While he waited in Rome, he was under what scholars say was “house arrest.” He was in a home, but was chained to a guard day and night. He was able to receive visitors, and MANY came to spend time with him, learning from him, bringing encouragement to him. And, since he couldn’t travel, he wrote letters. In addition to 1 and 2 Timothy, he wrote messages to the Colossians, the Ephesians, the Philippians, and a personal letter to Philemon. These we know about—and there were probably many more that have been lost. And, as I mentioned in a previous sermon, Paul lived the Gospel in such an authentic way that even some of his guards came to the faith!

How Then Shall We Live?

You and I can be inspired by Paul, but none of us is Paul. Each of us has a completely unique life situation, and our challenges are our own. But just knowing about someone who faced such hardship, such unfairness, and death—and still had a sense of PURPOSE—gives me courage to live my life intentionally and with hope!

Just imagine that you’ve been informed that you only have a few months to live. 1. What would you do? Whom would you call? What would you say? In Hospice, we encouraged people to say five things:

  • Forgive me
  • I forgive you
  • I love you
  • Thank you
  • Goodbye

(Actually, except for the final “goodbye,” it might be a good idea to express these things to your friends and family even without a grim prognosis!)

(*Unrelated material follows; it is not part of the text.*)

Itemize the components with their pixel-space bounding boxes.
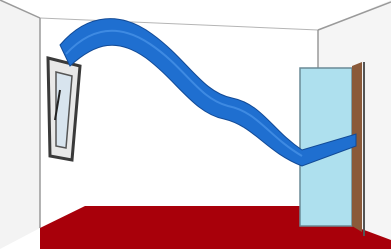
room-illustration <box>0 0 391 249</box>
page <box>0 0 391 249</box>
left-wall <box>0 0 40 249</box>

If you knew that you didn’t have long to live, you would be helped by doing a Life Review.

  • How was the world made brighter because you lived?
  • Who has been affected by your life?
  • What might your legacy be, and how might it live on?

John Ortberg writes, “You can drift: get up, go to work, come home, eat supper, watch TV, retire, and die. OR, you can take each moment and say, “God, this is yours.”

You see, if we live our lives knowing that they are finite—that our days will eventually come to an end—then we are liberated! We can take risks and follow where God is leading and be a part of the Grand Adventure! We can invest ourselves in people, knowing that our relationships will live on long after we are goneJ

At the end of his fatherly letter to Timothy, Paul expresses this thought: “I was rescued from the lion’s mouth. The Lord will rescue me from every evil attack and save me for his heavenly kingdom. To Him be the glory forever and ever. Amen.”

This is a man, sitting in chains, knowing that his death is near! He is confident that God is taking care of him, and he gives God glory! He’s not miserable, just hunkering down, waiting for death. NO! He’s living life to its fullest, even though his parameters have been severely limited.

Friends, you and I have limited parameters as well, to varying degrees. But we can live our lives with courage, with forgiveness, with love.